Ingredients

  • 1 1/2 pounds Yukon gold potatoes, skins intact
  • 1 teaspoon salt
  • 1/4 cup olive oil, divided
  • 1/2 cup finely minced onion
  • 1 clove garlic, minced
  • 2 teaspoons achiote paste, or smoked paprika
  • 1 cup (4 ounces) shredded mozzarella cheese
  • Salt and freshly ground black pepper
  • 2 cups arugula
  • 2 limes, halved

Method

  • For the croquettes: Put the potatoes in a heavy medium pot and cover with cold water.
  • Stir in the salt and bring to a boil over high heat.
  • Reduce the heat to medium and simmer until very tender, about 30 minutes.
  • While the potatoes simmer, heat 1 tablespoon of olive oil in heavy large skillet over medium heat.
  • Add the onions and cook until softened, about 4 minutes.
  • Add the garlic and cook until fragrant, about 2 minutes.
  • Add the achiote paste or smoked paprika, if using, mix well until combined, and remove from the heat.
  • Set aside.
  • Drain the potatoes, cool until able to handle, and peel.

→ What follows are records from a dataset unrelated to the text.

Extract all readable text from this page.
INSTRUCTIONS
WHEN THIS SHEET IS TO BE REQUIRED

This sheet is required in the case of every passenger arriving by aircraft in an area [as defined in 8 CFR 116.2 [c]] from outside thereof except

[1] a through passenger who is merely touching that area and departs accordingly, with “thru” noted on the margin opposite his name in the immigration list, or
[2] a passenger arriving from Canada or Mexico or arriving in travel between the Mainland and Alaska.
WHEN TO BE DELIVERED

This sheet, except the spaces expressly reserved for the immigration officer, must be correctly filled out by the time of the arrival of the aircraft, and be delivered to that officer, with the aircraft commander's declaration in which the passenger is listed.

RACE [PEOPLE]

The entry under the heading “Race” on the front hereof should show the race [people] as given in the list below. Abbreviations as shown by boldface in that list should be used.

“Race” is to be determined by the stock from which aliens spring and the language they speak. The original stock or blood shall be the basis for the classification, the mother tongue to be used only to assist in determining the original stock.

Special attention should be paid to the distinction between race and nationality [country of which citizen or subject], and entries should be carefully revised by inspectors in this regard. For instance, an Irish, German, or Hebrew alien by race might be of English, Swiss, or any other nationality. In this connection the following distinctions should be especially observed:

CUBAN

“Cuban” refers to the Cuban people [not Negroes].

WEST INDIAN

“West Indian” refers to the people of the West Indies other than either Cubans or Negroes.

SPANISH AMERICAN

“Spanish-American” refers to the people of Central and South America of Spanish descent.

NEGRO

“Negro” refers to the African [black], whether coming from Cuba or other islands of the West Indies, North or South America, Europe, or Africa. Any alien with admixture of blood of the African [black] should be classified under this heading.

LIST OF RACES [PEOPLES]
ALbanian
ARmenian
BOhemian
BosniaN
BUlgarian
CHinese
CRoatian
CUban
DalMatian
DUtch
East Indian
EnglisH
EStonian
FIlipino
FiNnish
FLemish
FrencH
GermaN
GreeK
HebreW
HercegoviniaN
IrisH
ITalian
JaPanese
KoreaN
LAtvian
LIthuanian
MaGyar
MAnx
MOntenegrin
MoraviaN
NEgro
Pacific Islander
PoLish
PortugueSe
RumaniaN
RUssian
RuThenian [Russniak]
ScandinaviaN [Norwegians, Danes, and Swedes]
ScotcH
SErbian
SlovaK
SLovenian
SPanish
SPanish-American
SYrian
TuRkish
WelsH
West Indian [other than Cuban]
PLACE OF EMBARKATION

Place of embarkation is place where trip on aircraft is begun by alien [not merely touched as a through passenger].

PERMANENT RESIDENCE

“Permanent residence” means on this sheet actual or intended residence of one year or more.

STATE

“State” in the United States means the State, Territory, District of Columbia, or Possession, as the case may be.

  • Mash them in a large bowl with a fork or potato masher.
  • Add the mozzarella cheese and onion mixture and stir to combine.

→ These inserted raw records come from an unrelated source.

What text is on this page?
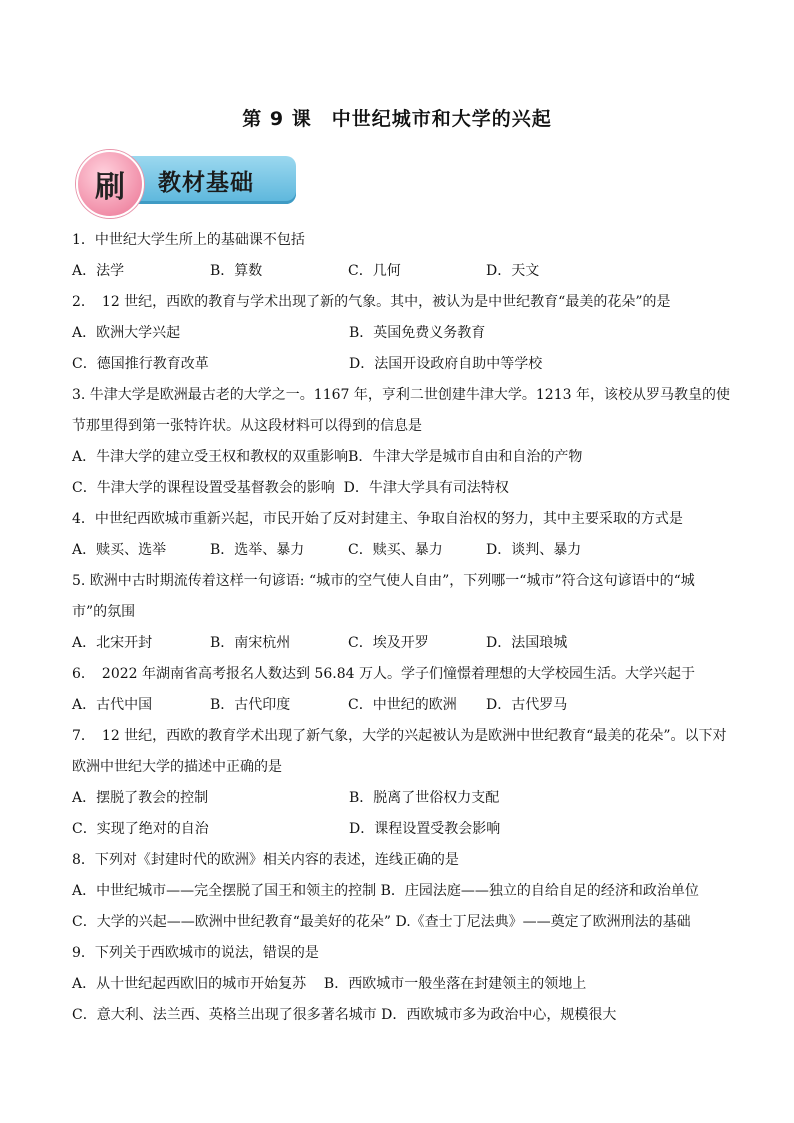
第 9 课　中世纪城市和大学的兴起
刷	教材基础
1．中世纪大学生所上的基础课不包括
A．法学	B．算数	C．几何	D．天文
2．　12 世纪，西欧的教育与学术出现了新的气象。其中，被认为是中世纪教育“最美的花朵”的是
A．欧洲大学兴起	B．英国免费义务教育
C．德国推行教育改革	D．法国开设政府自助中等学校
3. 牛津大学是欧洲最古老的大学之一。1167 年，亨利二世创建牛津大学。1213 年，该校从罗马教皇的使
节那里得到第一张特许状。从这段材料可以得到的信息是
A．牛津大学的建立受王权和教权的双重影响B．牛津大学是城市自由和自治的产物
C．牛津大学的课程设置受基督教会的影响 D．牛津大学具有司法特权
4．中世纪西欧城市重新兴起，市民开始了反对封建主、争取自治权的努力，其中主要采取的方式是
A．赎买、选举	B．选举、暴力	C．赎买、暴力	D．谈判、暴力
5. 欧洲中古时期流传着这样一句谚语: “城市的空气使人自由”，下列哪一“城市”符合这句谚语中的“城
市”的氛围
A．北宋开封	B．南宋杭州	C．埃及开罗	D．法国琅城
6．　2022 年湖南省高考报名人数达到 56.84 万人。学子们憧憬着理想的大学校园生活。大学兴起于
A．古代中国	B．古代印度	C．中世纪的欧洲	D．古代罗马
7．　12 世纪，西欧的教育学术出现了新气象，大学的兴起被认为是欧洲中世纪教育“最美的花朵”。以下对
欧洲中世纪大学的描述中正确的是
A．摆脱了教会的控制	B．脱离了世俗权力支配
C．实现了绝对的自治	D．课程设置受教会影响
8．下列对《封建时代的欧洲》相关内容的表述，连线正确的是
A．中世纪城市——完全摆脱了国王和领主的控制 B．庄园法庭——独立的自给自足的经济和政治单位
C．大学的兴起——欧洲中世纪教育“最美好的花朵” D.《查士丁尼法典》——奠定了欧洲刑法的基础
9．下列关于西欧城市的说法，错误的是
A．从十世纪起西欧旧的城市开始复苏 B．西欧城市一般坐落在封建领主的领地上
C．意大利、法兰西、英格兰出现了很多著名城市 D．西欧城市多为政治中心，规模很大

  • Season with salt and pepper, to taste.
  • Divide the mixture into 8 balls and flatten them into 3-inch patties.
  • Heat 2 tablespoons olive oil in a 12-inch nonstick skillet over medium-heat until hot.
  • Fry the croquettes in 2 batches, turning over once, until a crust forms.
  • Drain on paper towels.
  • Carefully transfer the croquettes to a platter.
  • Top with the arugula and drizzle with the remaining 1 tablespoon olive oil.
  • Squeeze lime juice on top and sprinkle with salt and pepper.